Lately I’ve noticed that I’ve been overwhelmingly fatigued. I will lay in bed with my alarm blaring at an ungodly volume and I will simply groan and string a line of highly toxic expletives to whatever deity I feel like cursing at the time. It’s not a matter of being tired. I’ve written about this before, (see Staring Defeat In The Eyes). In that post I say “It’s not any matter of a broken limb or muscle but rather a broken mind.” Now, my mind is not broken in the sense that you are thinking; I am not mentally ill, rather, I am mentally irregular. Then again aren’t we all to some degree? Normal people (well – normal enough), normal jobs, normal friends, normal lives, essentially, and yet we all hold so many variables. We all have demons, or problems, plaguing us.
But it’s how we deal with these problems that, in the end, defines us as who we are as human beings. I’m not going to lie to you, based on the actions of this last weekend I’m a pretty shitty person. A lot of time spent doing nothing because I was “too tired” and so essential work was not finished and now I am behind. Granted, I had a lot on my plate this weekend, but the statement still stands. Now, it is not easy in the moment to do the “right thing to do.” As a self-improvement blogger I can sit here and tell you generic methods of improving yourself all day long and not bat an eye. Views and likes would flow in but that would be it. I wouldn’t actually be helping anyone which is the entire purpose of a self-improvement blog in the first place. “Do the right thing,” “Wake up with a smile on your face,” “Be a good person and things will get better!” “Insert generic motivational comment here!”
But seriously let’s stop the bullshit for a second and think. Becoming a better person isn’t about “waking up with a smile on your face” or whatever. It’s about the actions you take in everyday life. Actions that change your life and the lives of those around you. It’s about that empty Starbucks cup that you could have picked up on the side of the road, or the door you could have held for that man behind you with the vacant expression on his face, or even on a simpler level, the amount of animosity you are spewing through your mind.
It’s like road rage. Look, I’m as guilty as the next guy for waving derogatory gestures around like a one-winged seagull. I’ve had my share of rage. But what’s remarkable about your thoughts and your actions is that you can control them. Now you’re probably thinking “David that’s stupid, if I think someone is dumb as a bag of bricks how can I stop from thinking that?” Well I’ll throw out that fishing rod with the word honesty on the end and tell you that you probably can’t. At least not in the way you are thinking. If you can curb your thoughts that well I give you props, but for the rest of us how do we solve this conundrum?

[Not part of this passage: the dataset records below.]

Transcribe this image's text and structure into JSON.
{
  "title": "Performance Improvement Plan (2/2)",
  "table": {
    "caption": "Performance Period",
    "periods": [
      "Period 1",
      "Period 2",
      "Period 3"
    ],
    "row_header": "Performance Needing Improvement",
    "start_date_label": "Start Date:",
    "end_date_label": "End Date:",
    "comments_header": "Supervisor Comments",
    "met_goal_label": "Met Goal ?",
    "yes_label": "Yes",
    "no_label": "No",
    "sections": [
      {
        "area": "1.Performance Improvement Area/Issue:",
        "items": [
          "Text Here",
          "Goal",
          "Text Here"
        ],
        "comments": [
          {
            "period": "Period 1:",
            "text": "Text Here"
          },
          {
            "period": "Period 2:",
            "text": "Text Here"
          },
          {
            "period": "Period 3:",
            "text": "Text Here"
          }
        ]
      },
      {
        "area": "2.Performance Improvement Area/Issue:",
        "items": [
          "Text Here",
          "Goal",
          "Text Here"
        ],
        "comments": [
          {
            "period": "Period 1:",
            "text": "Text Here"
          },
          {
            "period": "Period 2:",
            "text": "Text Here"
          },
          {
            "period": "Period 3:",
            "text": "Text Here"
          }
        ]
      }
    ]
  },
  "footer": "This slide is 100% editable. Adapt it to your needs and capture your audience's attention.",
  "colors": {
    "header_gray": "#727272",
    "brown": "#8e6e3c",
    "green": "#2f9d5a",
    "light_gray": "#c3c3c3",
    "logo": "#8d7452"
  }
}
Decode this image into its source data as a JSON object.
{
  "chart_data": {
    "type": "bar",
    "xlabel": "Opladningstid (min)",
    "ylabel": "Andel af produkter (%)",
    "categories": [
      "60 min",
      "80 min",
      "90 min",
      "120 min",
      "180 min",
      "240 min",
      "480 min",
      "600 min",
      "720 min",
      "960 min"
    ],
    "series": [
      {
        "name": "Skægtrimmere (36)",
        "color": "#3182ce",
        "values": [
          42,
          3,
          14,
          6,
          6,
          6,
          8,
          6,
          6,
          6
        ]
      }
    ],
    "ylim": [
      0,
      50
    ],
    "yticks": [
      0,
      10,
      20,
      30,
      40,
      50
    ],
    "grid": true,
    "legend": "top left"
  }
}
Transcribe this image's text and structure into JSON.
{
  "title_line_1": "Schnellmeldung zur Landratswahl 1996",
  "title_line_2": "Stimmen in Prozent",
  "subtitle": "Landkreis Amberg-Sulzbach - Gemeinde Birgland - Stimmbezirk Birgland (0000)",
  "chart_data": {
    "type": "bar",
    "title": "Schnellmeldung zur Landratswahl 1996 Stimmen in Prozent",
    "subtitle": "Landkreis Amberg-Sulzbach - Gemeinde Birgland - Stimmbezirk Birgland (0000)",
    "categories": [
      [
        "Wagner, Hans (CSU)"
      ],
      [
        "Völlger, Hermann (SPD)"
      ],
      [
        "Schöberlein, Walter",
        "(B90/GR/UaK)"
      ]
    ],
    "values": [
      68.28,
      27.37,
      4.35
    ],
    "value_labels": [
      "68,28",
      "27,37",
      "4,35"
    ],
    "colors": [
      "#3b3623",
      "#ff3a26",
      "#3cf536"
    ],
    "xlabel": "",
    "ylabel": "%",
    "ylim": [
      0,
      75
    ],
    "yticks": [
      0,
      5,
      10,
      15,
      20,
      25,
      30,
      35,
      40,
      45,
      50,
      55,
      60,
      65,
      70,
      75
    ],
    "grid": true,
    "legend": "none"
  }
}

Well it’s pretty simple actually; thoughts are patterns. Nothing more, nothing less. They are patterns that are formed over a lifetime of thinking a certain way. So when you look at someone and go “god they’re stupid” over and over in your head it is because that is the way you have conditioned yourself.
I’m here to tell you that you need to change that.
Now before you click away let me just explain that it’s really not that difficult to change, and if you do change your thought processes a whole new world opens for you. You see in that moment of road rage shouting and getting angry helps nobody. In fact, it is counterproductive to everyone as it makes both parties angry, both parties distracted while driving, and both parties less faithful in the human race. Not to mention most of the time both parties simply blame each other. Sometimes – a lot of the time it is better to simply suck in your gut, stick out your chest, and go “god dammit, it may not have been my fault but there was something I could have done differently to avoid that situation!” Gone a little slower at that stop sign, turned a blinker on sooner, checked your blind spot; a world of possibilities that you could have changed to make that situation non-existent.
Again you’re probably reading this and going, “what the hell? Why would I take the blame for something I didn’t do?”
Because not only will you be the better person for it, but you will leave the situation happier, you will be less distracted, and by god you will set an example for another human being. Now, this road rage situation is simply theoretical and this concept can be applied to a million different things. But I guarantee that when you leave that situation, if you don’t give into your anger you will be happier. You will feel like the bigger person because you will be the bigger person. You will also not be dwelling on a stupid situation, and will continue merrily on your way through your life without spending the next two hours annoyed at some stranger you will never see again.
Am I perfect at this? No. But I am in the process of changing my thought patterns. I’ve spent a lifetime in this mentality and only began to really realize and change it around a year ago. So every time I start to get really angry over something small I give myself a mental slap on the wrists, and slowly, but noticeably, my thought process is changing. I am not getting angry as easily and I am a lot happier in general. Life is simpler now, and easier to enjoy. So yeah, I woke up this morning and said some things I wish I could take back. I have problems. But tomorrow that doesn’t mean when I wake up I’m not going to try and “wake up with a smile on my face!” (God damn I can’t believe those words just left my mouth). Tomorrow I am going to do the small things like pick up that Starbucks cup, or hold a door, and especially I won’t get caught up in those thought patterns that have been holding me back from enjoying life for a lifetime.